Deer Mice: The Key to Understanding Evolution?

Who says nothing interesting happens in this blogger’s native Nebraska? One of the state’s native species has helped scientists see the secrets of evolution twice in the span of a month. The furry creatures in question are deer mice, one of the most abundant species on the North American continent.

Because the mice live in such a variety of locales, they’ve adapted in a lot of different ways. In a study from earlier this month in the Proceedings of the National Academy of Sciences, a team led by Jay Storz of the University of Nebraska-Lincoln studied deer mice (actually captured in Colorado) from the highlands and compared them to their lowland cousins who inhabit the area near the Kanas border.

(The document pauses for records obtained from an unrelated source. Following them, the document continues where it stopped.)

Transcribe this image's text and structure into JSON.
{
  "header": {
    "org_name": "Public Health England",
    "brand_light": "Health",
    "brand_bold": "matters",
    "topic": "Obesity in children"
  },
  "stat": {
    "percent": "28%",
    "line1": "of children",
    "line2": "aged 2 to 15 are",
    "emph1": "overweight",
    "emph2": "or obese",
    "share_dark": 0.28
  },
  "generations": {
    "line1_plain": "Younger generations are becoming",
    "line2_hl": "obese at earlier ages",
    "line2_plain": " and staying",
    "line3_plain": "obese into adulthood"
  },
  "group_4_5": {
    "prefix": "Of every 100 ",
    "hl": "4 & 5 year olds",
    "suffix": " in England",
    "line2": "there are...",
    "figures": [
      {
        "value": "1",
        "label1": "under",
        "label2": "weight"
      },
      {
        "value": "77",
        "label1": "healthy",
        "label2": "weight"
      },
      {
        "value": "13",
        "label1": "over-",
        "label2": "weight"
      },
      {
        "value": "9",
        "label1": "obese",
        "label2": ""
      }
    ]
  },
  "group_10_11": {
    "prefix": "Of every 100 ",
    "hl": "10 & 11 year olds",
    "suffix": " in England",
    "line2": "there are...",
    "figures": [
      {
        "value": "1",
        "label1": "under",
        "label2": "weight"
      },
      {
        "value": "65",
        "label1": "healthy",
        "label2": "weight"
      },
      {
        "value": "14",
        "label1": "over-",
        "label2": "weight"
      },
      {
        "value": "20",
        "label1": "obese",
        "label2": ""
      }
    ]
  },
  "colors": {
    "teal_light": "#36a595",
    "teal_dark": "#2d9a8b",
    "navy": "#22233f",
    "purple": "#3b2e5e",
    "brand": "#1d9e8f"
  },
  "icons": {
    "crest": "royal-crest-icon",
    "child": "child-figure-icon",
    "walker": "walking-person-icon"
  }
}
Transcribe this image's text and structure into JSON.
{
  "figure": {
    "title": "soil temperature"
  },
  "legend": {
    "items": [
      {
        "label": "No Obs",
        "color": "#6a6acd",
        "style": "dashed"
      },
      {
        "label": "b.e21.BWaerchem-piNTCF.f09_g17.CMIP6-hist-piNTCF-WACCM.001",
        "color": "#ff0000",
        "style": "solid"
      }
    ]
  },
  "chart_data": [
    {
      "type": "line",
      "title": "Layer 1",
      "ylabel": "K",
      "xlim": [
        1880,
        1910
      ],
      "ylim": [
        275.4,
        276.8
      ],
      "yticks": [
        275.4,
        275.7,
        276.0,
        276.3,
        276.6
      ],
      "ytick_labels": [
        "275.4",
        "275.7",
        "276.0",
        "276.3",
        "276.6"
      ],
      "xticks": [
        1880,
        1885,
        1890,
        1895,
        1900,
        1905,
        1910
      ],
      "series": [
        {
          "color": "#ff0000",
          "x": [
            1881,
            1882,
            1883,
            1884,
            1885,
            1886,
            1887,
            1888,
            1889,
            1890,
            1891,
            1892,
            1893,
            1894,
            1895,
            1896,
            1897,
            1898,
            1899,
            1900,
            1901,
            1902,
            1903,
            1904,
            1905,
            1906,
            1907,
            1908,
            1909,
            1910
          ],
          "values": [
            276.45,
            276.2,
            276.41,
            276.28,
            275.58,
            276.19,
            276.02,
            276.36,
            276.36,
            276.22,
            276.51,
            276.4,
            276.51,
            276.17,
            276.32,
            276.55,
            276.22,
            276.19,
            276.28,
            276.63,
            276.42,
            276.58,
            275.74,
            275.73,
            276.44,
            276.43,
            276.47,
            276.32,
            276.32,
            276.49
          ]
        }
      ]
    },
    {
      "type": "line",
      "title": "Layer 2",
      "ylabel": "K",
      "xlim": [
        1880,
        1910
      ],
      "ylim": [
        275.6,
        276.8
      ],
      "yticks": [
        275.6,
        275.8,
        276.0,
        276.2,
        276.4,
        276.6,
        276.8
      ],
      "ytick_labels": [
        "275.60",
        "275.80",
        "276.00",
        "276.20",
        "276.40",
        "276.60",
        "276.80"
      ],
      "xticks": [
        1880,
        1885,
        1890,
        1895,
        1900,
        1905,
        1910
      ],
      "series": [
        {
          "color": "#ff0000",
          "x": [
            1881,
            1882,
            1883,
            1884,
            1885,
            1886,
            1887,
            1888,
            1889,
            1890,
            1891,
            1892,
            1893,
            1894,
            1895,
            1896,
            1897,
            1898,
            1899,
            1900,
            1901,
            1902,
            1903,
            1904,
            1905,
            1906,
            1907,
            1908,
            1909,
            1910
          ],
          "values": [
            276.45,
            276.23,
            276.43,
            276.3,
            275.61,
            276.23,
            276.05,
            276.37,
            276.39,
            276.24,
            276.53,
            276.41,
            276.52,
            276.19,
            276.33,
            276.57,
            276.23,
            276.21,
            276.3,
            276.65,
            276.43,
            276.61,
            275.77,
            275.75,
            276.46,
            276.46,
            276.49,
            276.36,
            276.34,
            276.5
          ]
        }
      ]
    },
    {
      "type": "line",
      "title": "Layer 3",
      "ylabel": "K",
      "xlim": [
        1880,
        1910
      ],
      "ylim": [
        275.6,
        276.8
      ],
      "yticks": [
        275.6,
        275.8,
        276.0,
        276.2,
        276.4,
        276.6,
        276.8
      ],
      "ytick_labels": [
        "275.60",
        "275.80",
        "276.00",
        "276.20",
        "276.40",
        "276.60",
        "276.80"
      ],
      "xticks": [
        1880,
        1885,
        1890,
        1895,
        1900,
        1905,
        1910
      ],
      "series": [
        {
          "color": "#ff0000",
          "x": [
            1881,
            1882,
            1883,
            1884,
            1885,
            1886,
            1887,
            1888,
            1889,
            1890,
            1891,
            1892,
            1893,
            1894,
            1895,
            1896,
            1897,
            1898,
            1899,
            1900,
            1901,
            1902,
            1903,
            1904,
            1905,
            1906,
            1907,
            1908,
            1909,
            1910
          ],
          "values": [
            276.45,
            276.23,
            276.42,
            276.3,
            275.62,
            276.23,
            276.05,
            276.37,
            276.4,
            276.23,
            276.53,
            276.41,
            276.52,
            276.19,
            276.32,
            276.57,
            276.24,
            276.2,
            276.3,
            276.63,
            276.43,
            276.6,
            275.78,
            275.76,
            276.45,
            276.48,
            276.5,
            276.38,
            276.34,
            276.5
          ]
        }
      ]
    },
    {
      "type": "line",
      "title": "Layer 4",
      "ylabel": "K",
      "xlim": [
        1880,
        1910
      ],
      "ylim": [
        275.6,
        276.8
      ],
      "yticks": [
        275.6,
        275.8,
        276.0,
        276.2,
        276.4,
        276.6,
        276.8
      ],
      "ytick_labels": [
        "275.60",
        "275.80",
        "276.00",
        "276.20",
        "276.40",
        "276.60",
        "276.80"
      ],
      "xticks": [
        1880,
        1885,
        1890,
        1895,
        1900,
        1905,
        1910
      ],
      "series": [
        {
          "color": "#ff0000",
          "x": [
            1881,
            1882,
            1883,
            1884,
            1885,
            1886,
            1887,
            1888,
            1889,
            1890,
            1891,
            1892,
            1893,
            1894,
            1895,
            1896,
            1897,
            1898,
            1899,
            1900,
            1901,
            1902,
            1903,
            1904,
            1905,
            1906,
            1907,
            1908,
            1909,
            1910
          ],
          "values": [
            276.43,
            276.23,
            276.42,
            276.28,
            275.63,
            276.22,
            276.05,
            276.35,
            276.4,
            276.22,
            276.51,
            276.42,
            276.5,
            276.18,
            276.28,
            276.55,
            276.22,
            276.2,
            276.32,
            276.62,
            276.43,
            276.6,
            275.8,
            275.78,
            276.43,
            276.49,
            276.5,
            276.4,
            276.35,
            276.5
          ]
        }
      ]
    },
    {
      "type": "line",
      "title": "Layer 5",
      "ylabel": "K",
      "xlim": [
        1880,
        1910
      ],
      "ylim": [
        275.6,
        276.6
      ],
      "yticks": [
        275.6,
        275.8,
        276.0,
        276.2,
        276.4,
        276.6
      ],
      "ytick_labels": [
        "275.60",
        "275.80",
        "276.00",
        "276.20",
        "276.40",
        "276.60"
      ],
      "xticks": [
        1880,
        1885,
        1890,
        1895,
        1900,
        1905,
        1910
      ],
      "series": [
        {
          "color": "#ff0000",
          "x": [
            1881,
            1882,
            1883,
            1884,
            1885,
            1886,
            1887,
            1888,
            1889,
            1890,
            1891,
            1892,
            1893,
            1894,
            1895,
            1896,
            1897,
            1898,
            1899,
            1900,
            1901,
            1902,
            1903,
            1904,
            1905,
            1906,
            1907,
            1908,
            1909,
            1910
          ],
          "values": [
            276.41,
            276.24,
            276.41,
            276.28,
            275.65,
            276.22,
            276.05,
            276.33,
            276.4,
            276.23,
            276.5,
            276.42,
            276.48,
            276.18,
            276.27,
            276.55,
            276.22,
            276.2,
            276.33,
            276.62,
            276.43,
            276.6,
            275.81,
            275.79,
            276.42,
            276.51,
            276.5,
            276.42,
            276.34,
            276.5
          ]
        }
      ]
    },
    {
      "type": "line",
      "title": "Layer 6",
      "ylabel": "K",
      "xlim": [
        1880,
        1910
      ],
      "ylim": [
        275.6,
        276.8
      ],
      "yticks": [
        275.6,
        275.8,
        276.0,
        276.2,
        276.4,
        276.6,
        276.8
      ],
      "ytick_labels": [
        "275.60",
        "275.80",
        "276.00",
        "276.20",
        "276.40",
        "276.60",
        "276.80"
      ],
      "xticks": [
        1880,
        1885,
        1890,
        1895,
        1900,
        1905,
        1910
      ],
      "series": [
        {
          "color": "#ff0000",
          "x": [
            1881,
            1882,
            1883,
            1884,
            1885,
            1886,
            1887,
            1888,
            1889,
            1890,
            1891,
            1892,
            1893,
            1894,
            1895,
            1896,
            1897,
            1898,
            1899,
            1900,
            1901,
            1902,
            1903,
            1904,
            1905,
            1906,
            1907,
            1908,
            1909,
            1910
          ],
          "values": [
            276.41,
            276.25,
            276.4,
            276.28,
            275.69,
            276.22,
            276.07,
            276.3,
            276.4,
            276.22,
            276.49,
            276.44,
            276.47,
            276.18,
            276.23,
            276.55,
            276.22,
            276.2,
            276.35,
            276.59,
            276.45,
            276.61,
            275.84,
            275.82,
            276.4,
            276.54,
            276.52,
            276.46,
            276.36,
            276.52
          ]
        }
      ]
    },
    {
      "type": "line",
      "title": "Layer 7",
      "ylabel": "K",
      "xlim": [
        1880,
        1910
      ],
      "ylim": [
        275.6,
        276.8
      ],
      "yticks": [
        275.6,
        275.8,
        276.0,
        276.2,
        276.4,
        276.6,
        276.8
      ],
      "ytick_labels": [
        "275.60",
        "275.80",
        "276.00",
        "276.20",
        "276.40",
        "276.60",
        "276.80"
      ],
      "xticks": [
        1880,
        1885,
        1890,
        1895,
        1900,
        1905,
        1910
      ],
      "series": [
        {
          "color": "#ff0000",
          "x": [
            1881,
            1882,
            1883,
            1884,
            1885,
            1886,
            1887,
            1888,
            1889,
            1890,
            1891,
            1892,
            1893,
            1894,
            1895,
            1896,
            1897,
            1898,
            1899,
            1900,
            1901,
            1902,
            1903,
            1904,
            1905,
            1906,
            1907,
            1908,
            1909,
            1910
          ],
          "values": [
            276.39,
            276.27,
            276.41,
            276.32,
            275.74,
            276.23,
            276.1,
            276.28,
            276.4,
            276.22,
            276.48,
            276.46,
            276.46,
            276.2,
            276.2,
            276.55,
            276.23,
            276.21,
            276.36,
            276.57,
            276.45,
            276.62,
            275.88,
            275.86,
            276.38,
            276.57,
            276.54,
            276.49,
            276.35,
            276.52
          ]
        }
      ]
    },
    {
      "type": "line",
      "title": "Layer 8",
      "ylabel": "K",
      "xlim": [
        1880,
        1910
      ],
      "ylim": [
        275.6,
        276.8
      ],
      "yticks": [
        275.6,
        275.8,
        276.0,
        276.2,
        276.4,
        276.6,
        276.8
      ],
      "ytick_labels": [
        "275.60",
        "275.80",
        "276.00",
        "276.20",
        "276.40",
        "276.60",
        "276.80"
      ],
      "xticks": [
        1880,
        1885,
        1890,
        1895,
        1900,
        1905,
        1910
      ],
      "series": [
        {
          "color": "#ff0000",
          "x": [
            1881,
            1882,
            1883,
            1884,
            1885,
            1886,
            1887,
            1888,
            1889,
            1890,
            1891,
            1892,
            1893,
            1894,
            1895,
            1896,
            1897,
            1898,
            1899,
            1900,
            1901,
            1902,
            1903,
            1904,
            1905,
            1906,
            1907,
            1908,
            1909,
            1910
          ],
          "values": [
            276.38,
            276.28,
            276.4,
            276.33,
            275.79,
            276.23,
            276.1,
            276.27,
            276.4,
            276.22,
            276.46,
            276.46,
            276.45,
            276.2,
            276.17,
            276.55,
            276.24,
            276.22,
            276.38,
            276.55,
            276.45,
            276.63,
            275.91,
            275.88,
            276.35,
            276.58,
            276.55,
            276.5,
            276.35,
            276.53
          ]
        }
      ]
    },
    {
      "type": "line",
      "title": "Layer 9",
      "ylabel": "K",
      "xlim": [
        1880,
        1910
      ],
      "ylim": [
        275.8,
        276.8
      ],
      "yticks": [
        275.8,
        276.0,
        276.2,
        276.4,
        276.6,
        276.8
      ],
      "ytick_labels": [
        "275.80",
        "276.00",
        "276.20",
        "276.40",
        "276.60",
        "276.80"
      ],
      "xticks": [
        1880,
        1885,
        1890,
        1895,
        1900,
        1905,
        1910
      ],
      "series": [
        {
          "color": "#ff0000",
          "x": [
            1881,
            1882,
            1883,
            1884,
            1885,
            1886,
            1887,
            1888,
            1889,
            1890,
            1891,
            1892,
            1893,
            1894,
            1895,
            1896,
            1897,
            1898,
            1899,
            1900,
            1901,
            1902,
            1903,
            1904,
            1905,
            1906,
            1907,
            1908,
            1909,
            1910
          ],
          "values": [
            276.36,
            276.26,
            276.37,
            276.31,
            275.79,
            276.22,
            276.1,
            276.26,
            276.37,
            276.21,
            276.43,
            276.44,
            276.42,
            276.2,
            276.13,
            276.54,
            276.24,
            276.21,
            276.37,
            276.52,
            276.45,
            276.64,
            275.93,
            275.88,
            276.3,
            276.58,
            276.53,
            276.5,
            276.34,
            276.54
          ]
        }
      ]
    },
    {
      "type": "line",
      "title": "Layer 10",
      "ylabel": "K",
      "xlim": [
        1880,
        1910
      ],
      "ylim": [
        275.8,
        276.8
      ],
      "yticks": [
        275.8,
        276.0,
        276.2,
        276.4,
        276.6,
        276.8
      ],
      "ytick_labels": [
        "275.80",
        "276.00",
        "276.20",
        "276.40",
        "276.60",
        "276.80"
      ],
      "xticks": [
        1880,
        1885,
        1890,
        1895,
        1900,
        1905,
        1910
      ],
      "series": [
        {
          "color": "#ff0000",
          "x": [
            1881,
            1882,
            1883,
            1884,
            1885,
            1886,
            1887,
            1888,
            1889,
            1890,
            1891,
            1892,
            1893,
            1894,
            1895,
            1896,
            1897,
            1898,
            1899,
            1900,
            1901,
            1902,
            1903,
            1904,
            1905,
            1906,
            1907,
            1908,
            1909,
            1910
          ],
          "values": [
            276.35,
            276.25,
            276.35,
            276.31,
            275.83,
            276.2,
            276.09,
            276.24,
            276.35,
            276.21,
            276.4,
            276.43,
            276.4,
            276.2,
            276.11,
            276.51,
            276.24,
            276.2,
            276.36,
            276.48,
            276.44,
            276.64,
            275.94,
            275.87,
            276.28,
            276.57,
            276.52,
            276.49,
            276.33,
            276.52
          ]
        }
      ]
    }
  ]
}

Genetically, the mice were almost totally alike, except for four particular genes. The scientists surmise that those genes regulate how much oxygen the hemoglobin in the blood can store, and the highland mice have adapted to store more because they live in a lower-oxygen environment.

While four genes appear to govern the oxygen issue, it’s down to one gene of interest for Harvard University scientists who also studied Nebraska’s deer mice. They were interesting in the question of color—specifically, how the mice of Nebraska’s sand hills adapted so quickly to the light color of that area when nearby deer mice have a darker hue to match the soil color outside the Sand Hills.

At first it would seem that ordinary natural selection would explain this, that the mice carried several genetic variants in their population and the lighter one became dominant when the environment became favorable for it. But the researchers found an interesting twist—the lighter-colored variant didn’t actually exist prior to the formation of the Sand Hills, when glaciers deposited these light-colored sediments in northern Nebraska. Instead, the genetic variant arose recently and spread like wildfire through the population because being light-colored in the Sand Hills is such an advantage.

A century and a half after On the Origin of Species, natural selection still has new things to show us.